Унаследовав революционно-демократический образ Шевченко от предыдущей эпохи (см., например, стихотворение Н. Некрасова «На смерть Шевченко», 1861), русские литераторы рубежа веков сравнивали его с современными поэтами по принципу противопоставления настоящей великой поэзии и преходящей современной поэзии. Здесь в «житийном» образе борца за народное дело начала превалировать литературная составляющая великого национального поэта. Хотя сугубо национальный, украинский элемент не всегда выходил на передний план. Так, в своей программной статье «О современном лиризме» (1909) высокого ценивший Шевченко И. Анненский[582]
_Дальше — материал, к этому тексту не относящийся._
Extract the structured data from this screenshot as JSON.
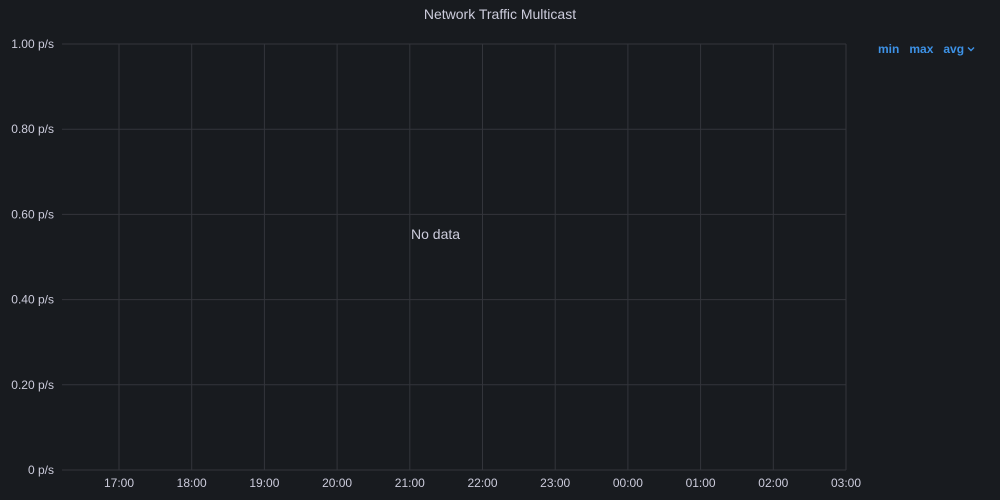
{
  "panel": {
    "title": "Network Traffic Multicast",
    "legend": {
      "columns": [
        "min",
        "max",
        "avg"
      ],
      "sort_icon": "chevron-down-icon"
    },
    "empty_message": "No data"
  },
  "colors": {
    "background": "#181b1f",
    "grid": "#33353b",
    "axis_text": "#ccccdc",
    "legend_link": "#3d92e6"
  },
  "chart_data": {
    "type": "line",
    "title": "Network Traffic Multicast",
    "xlabel": "",
    "ylabel": "",
    "x_ticks": [
      "17:00",
      "18:00",
      "19:00",
      "20:00",
      "21:00",
      "22:00",
      "23:00",
      "00:00",
      "01:00",
      "02:00",
      "03:00"
    ],
    "y_ticks": [
      0,
      0.2,
      0.4,
      0.6,
      0.8,
      1.0
    ],
    "y_tick_labels": [
      "0 p/s",
      "0.20 p/s",
      "0.40 p/s",
      "0.60 p/s",
      "0.80 p/s",
      "1.00 p/s"
    ],
    "ylim": [
      0,
      1.0
    ],
    "y_unit": "p/s",
    "grid": true,
    "series": []
  }
}
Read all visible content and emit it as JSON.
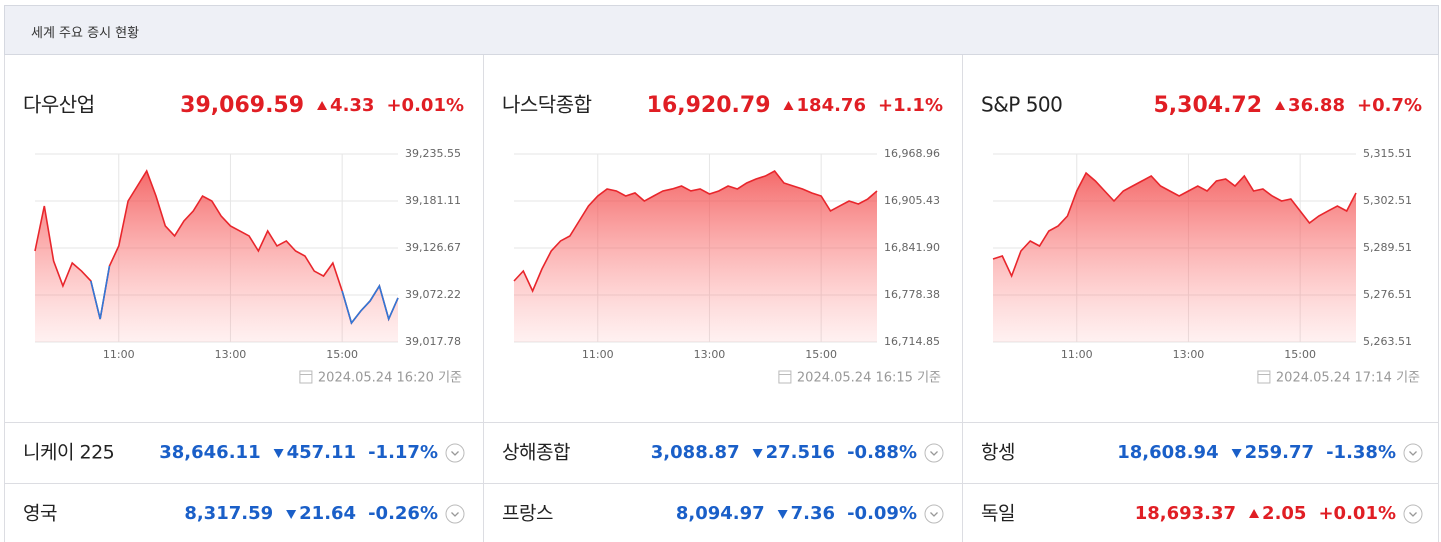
{
  "header": {
    "title": "세계 주요 증시 현황"
  },
  "panels": [
    {
      "name": "다우산업",
      "price": "39,069.59",
      "direction": "up",
      "change": "4.33",
      "percent": "+0.01%",
      "timestamp": "2024.05.24 16:20 기준"
    },
    {
      "name": "나스닥종합",
      "price": "16,920.79",
      "direction": "up",
      "change": "184.76",
      "percent": "+1.1%",
      "timestamp": "2024.05.24 16:15 기준"
    },
    {
      "name": "S&P 500",
      "price": "5,304.72",
      "direction": "up",
      "change": "36.88",
      "percent": "+0.7%",
      "timestamp": "2024.05.24 17:14 기준"
    }
  ],
  "chart_data": [
    {
      "type": "line",
      "x": [
        "09:30",
        "09:40",
        "09:50",
        "10:00",
        "10:10",
        "10:20",
        "10:30",
        "10:40",
        "10:50",
        "11:00",
        "11:10",
        "11:20",
        "11:30",
        "11:40",
        "11:50",
        "12:00",
        "12:10",
        "12:20",
        "12:30",
        "12:40",
        "12:50",
        "13:00",
        "13:10",
        "13:20",
        "13:30",
        "13:40",
        "13:50",
        "14:00",
        "14:10",
        "14:20",
        "14:30",
        "14:40",
        "14:50",
        "15:00",
        "15:10",
        "15:20",
        "15:30",
        "15:40",
        "15:50",
        "16:00"
      ],
      "series": [
        {
          "color": "#e8262c",
          "values": [
            39123.2,
            39175.3,
            39111.6,
            39082.7,
            39109.3,
            39100.0,
            39088.5,
            39044.4,
            39105.8,
            39129.0,
            39181.1,
            39198.5,
            39215.9,
            39186.9,
            39152.2,
            39140.6,
            39158.0,
            39169.5,
            39186.9,
            39181.1,
            39163.7,
            39152.2,
            39146.4,
            39140.6,
            39123.2,
            39146.4,
            39129.0,
            39134.8,
            39123.2,
            39117.4,
            39100.0,
            39094.2,
            39109.3,
            39076.9,
            39039.8,
            39053.7,
            39065.3,
            39082.7,
            39044.4,
            39068.8
          ]
        },
        {
          "color": "#2f78d8",
          "values": [
            null,
            null,
            null,
            null,
            null,
            null,
            39088.5,
            39044.4,
            39105.8,
            null,
            null,
            null,
            null,
            null,
            null,
            null,
            null,
            null,
            null,
            null,
            null,
            null,
            null,
            null,
            null,
            null,
            null,
            null,
            null,
            null,
            null,
            null,
            null,
            39076.9,
            39039.8,
            39053.7,
            39065.3,
            39082.7,
            39044.4,
            39068.8
          ]
        }
      ],
      "xlim": [
        "09:30",
        "16:00"
      ],
      "xticks": [
        "11:00",
        "13:00",
        "15:00"
      ],
      "ylim": [
        39017.78,
        39235.55
      ],
      "yticks": [
        {
          "value": 39017.78,
          "label": "39,017.78"
        },
        {
          "value": 39072.22,
          "label": "39,072.22"
        },
        {
          "value": 39126.67,
          "label": "39,126.67"
        },
        {
          "value": 39181.11,
          "label": "39,181.11"
        },
        {
          "value": 39235.55,
          "label": "39,235.55"
        }
      ]
    },
    {
      "type": "line",
      "x": [
        "09:30",
        "09:40",
        "09:50",
        "10:00",
        "10:10",
        "10:20",
        "10:30",
        "10:40",
        "10:50",
        "11:00",
        "11:10",
        "11:20",
        "11:30",
        "11:40",
        "11:50",
        "12:00",
        "12:10",
        "12:20",
        "12:30",
        "12:40",
        "12:50",
        "13:00",
        "13:10",
        "13:20",
        "13:30",
        "13:40",
        "13:50",
        "14:00",
        "14:10",
        "14:20",
        "14:30",
        "14:40",
        "14:50",
        "15:00",
        "15:10",
        "15:20",
        "15:30",
        "15:40",
        "15:50",
        "16:00"
      ],
      "series": [
        {
          "color": "#e8262c",
          "values": [
            16797.3,
            16810.8,
            16783.8,
            16813.5,
            16837.9,
            16851.4,
            16858.1,
            16878.4,
            16898.7,
            16912.2,
            16921.7,
            16919.0,
            16912.2,
            16916.3,
            16905.4,
            16912.2,
            16919.0,
            16921.7,
            16925.7,
            16919.0,
            16921.7,
            16914.9,
            16919.0,
            16925.7,
            16921.7,
            16929.8,
            16935.2,
            16939.2,
            16946.0,
            16929.8,
            16925.7,
            16921.7,
            16916.3,
            16912.2,
            16892.0,
            16898.7,
            16905.4,
            16901.4,
            16908.1,
            16919.0
          ]
        }
      ],
      "xlim": [
        "09:30",
        "16:00"
      ],
      "xticks": [
        "11:00",
        "13:00",
        "15:00"
      ],
      "ylim": [
        16714.85,
        16968.96
      ],
      "yticks": [
        {
          "value": 16714.85,
          "label": "16,714.85"
        },
        {
          "value": 16778.38,
          "label": "16,778.38"
        },
        {
          "value": 16841.9,
          "label": "16,841.90"
        },
        {
          "value": 16905.43,
          "label": "16,905.43"
        },
        {
          "value": 16968.96,
          "label": "16,968.96"
        }
      ]
    },
    {
      "type": "line",
      "x": [
        "09:30",
        "09:40",
        "09:50",
        "10:00",
        "10:10",
        "10:20",
        "10:30",
        "10:40",
        "10:50",
        "11:00",
        "11:10",
        "11:20",
        "11:30",
        "11:40",
        "11:50",
        "12:00",
        "12:10",
        "12:20",
        "12:30",
        "12:40",
        "12:50",
        "13:00",
        "13:10",
        "13:20",
        "13:30",
        "13:40",
        "13:50",
        "14:00",
        "14:10",
        "14:20",
        "14:30",
        "14:40",
        "14:50",
        "15:00",
        "15:10",
        "15:20",
        "15:30",
        "15:40",
        "15:50",
        "16:00"
      ],
      "series": [
        {
          "color": "#e8262c",
          "values": [
            5286.47,
            5287.3,
            5281.77,
            5288.68,
            5291.45,
            5290.06,
            5294.21,
            5295.6,
            5298.36,
            5305.28,
            5310.26,
            5308.04,
            5305.28,
            5302.51,
            5305.28,
            5306.66,
            5308.04,
            5309.43,
            5306.66,
            5305.28,
            5303.89,
            5305.28,
            5306.66,
            5305.28,
            5308.04,
            5308.6,
            5306.66,
            5309.43,
            5305.28,
            5305.83,
            5303.89,
            5302.51,
            5303.06,
            5299.75,
            5296.43,
            5298.36,
            5299.75,
            5301.13,
            5299.75,
            5304.72
          ]
        }
      ],
      "xlim": [
        "09:30",
        "16:00"
      ],
      "xticks": [
        "11:00",
        "13:00",
        "15:00"
      ],
      "ylim": [
        5263.51,
        5315.51
      ],
      "yticks": [
        {
          "value": 5263.51,
          "label": "5,263.51"
        },
        {
          "value": 5276.51,
          "label": "5,276.51"
        },
        {
          "value": 5289.51,
          "label": "5,289.51"
        },
        {
          "value": 5302.51,
          "label": "5,302.51"
        },
        {
          "value": 5315.51,
          "label": "5,315.51"
        }
      ]
    }
  ],
  "markets": [
    {
      "name": "니케이 225",
      "price": "38,646.11",
      "direction": "down",
      "change": "457.11",
      "percent": "-1.17%"
    },
    {
      "name": "상해종합",
      "price": "3,088.87",
      "direction": "down",
      "change": "27.516",
      "percent": "-0.88%"
    },
    {
      "name": "항셍",
      "price": "18,608.94",
      "direction": "down",
      "change": "259.77",
      "percent": "-1.38%"
    },
    {
      "name": "영국",
      "price": "8,317.59",
      "direction": "down",
      "change": "21.64",
      "percent": "-0.26%"
    },
    {
      "name": "프랑스",
      "price": "8,094.97",
      "direction": "down",
      "change": "7.36",
      "percent": "-0.09%"
    },
    {
      "name": "독일",
      "price": "18,693.37",
      "direction": "up",
      "change": "2.05",
      "percent": "+0.01%"
    }
  ]
}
противопоставлял его, Пушкина и Жерара де Нерваля русским молодым поэтам как представителям инстинктов «самосохранения, традиций и медленного культурного преуспеяния»[583]. Первые – «неэстетические романтики ‹…› никаких легенд не изображают, но они сами – легенды», тогда как вокруг вторых «ни одной легенды не возникнет»[584]. Характерно для Анненского, что он ставит в один ряд национальных поэтов и Жерара де Нерваля, который отнюдь не воспринимался в такой роли ни при жизни, ни посмертно и чья канонизация в качестве «подземного классика» французского романтизма началась только на рубеже XX столетия[585].С замечаниями Анненского перекликалась посвященная 50-летию со дня смерти Шевченко статья П. Наумова «Шевченко и Мистраль (Историко-литературная параллель)», напечатанная в «Аполлоне» непосредственно после стихотворений Мандельштама. Наумов сравнивал творчество Шевченко с «бесчисленными произведениями талантов-эфемеридов» сегодняшнего дня[586]
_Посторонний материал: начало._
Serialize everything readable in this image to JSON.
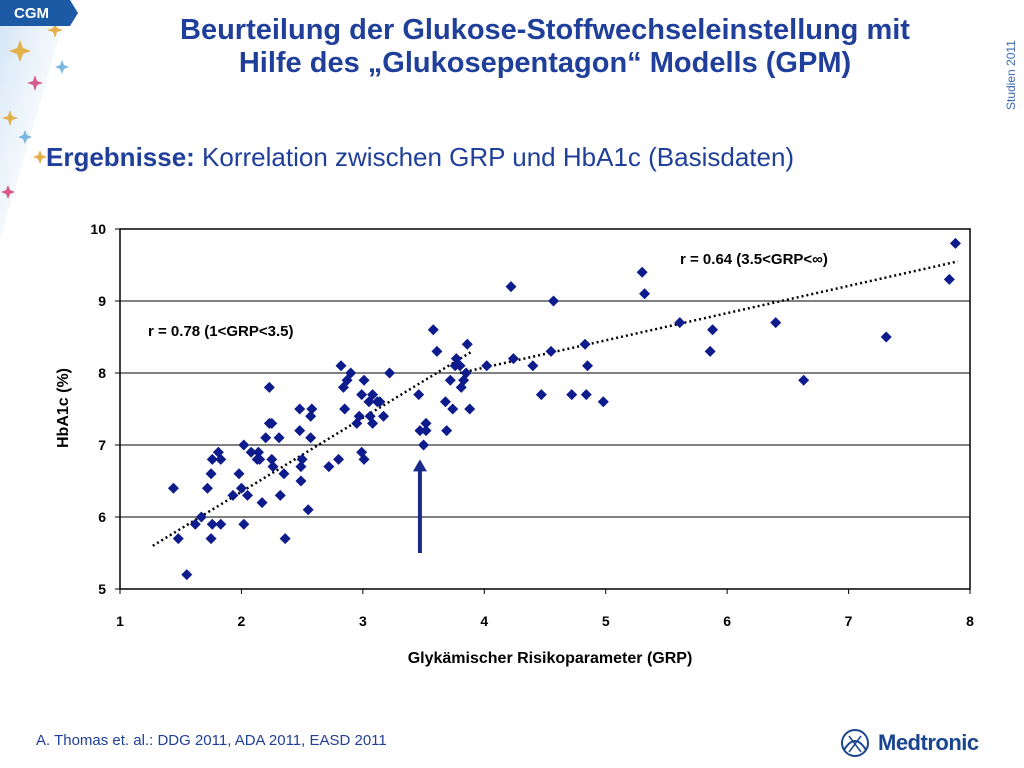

.В дальнейшем Мандельштам перенесет заявленную Анненским дихотомию органичного трагического искусства и русского «нетрагического» модернизма на поэзию самого Анненского в контексте современной ему эпохи. В статье «Письмо о русской поэзии» (1922), подводя нелицеприятные итоги русскому символизму, Мандельштам писал:
Дух отказа, проникающий поэзию Анненского, питается сознанием невозможности трагедии в современном русском искусстве благодаря отсутствию синтетического народного сознания, непререкаемого и абсолютного (необходимая предпосылка трагедий)[587]
.Мандельштам здесь подхватывает мысль Анненского о «легендарном» искусстве, но развивает ее в направлении национально ориентированной мифопоэтики младших символистов, утверждая совсем не обязательную для Анненского мысль о необходимости для личного поэтического мифа синтетического народного сознания, скрепляющего индивидуальное творчество и национальную историю. У Вяч. Иванова эта система взглядов получила форму противопоставления «всенародного» искусства «органической» эпохи и «индивидуального», «интимного» искусства современности[588]
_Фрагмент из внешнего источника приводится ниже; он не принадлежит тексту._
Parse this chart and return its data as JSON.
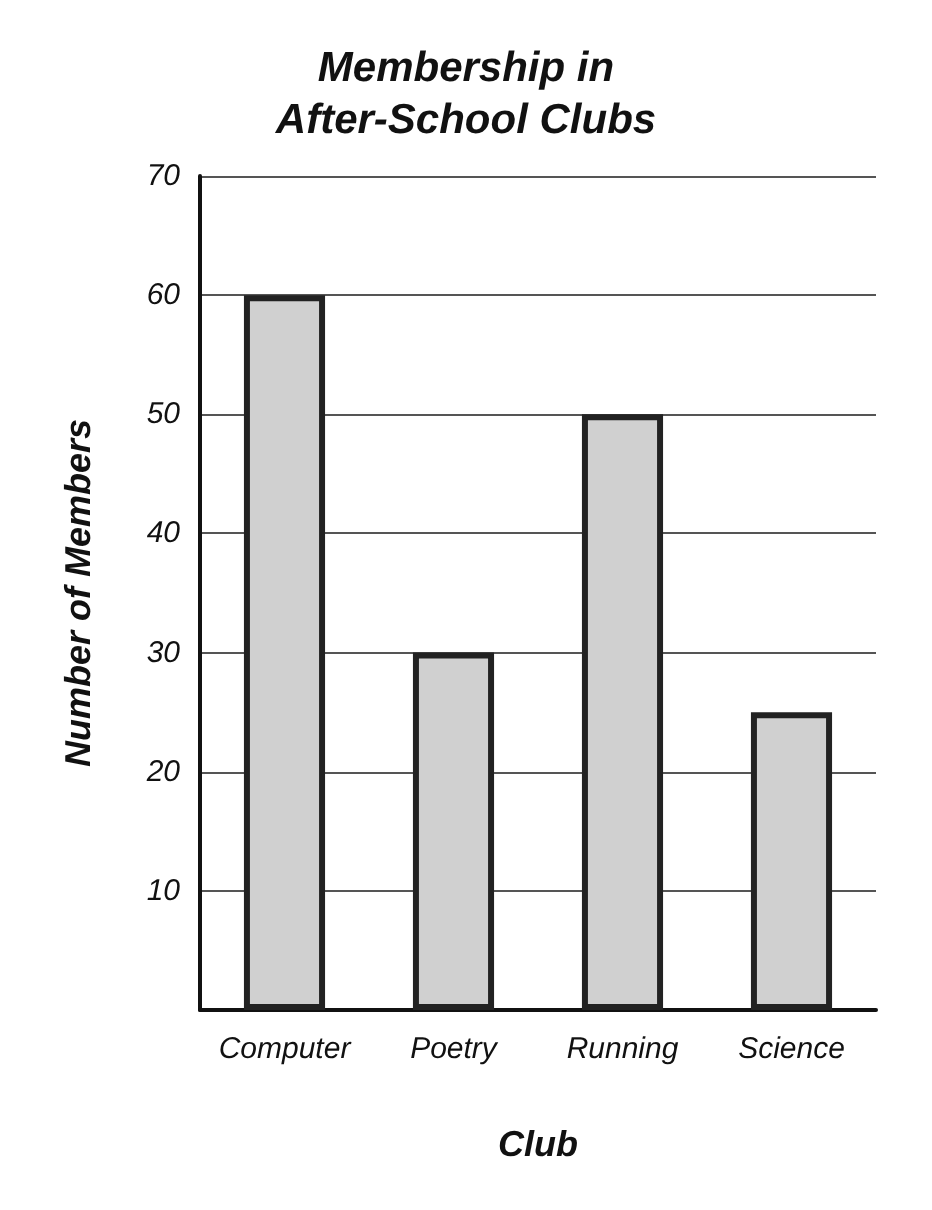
{
  "chart_data": {
    "type": "bar",
    "title": "Membership in\nAfter-School Clubs",
    "xlabel": "Club",
    "ylabel": "Number of Members",
    "categories": [
      "Computer",
      "Poetry",
      "Running",
      "Science"
    ],
    "values": [
      60,
      30,
      50,
      25
    ],
    "color": "#d0d0d0",
    "ylim": [
      0,
      70
    ],
    "yticks": [
      10,
      20,
      30,
      40,
      50,
      60,
      70
    ],
    "grid": "y"
  }
}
. Политическая поэзия Мандельштама 1930-х гг. во многом может восприниматься как сознательная попытка выйти за рамки «индивидуального» во «всенародное» искусство. Возможно, в этом ракурсе стоит понимать его слова Эмме Герштейн о том, что его антисталинское стихотворение «комсомольцы будут петь на улицах! ‹…› В Большом театре… на съездах… со всех ярусов…»[589].В этом смысле для Мандельштама, как я далее покажу, Т. Шевченко стал одним из представителей состоявшейся исторической «трагедии» – реализации подвижнической миссии поэзии, в которой было отказано Анненскому и на которую ориентировался сам Мандельштам, говоривший Анне Ахматовой перед прочтением ей своего антисталинского стихотворения, что «стихи сейчас должны быть гражданскими»[590]
. В 1934 г. слово поэта становится его делом, его судьбой: из-за эпиграммы Мандельштам был арестован и сослан в Воронеж, где в 1935 г. он читает Шевченко.В 1934 г. широко отмечалось 120-летие со дня рождения Шевченко. Это советское празднество проходило на фоне последствий голода на Украине, жестокого сворачивания Сталиным политики украинизации и уничтожения украинской интеллигенции. И стихотворение лета 1933 г. «Холодная весна. Бесхлебный робкий Крым…», описывающее последствия голода на землях «Украйны и Кубани»[591]
, послужило вместе с эпиграммой на Сталина уликой в деле Мандельштама в 1934 г. Это пересечение жизненного пути Мандельштама, трагической поры в истории Украины и празднования шевченковского юбилея имело свой прецедент в самом начале знакомства Мандельштама с Украиной – в 1919 г.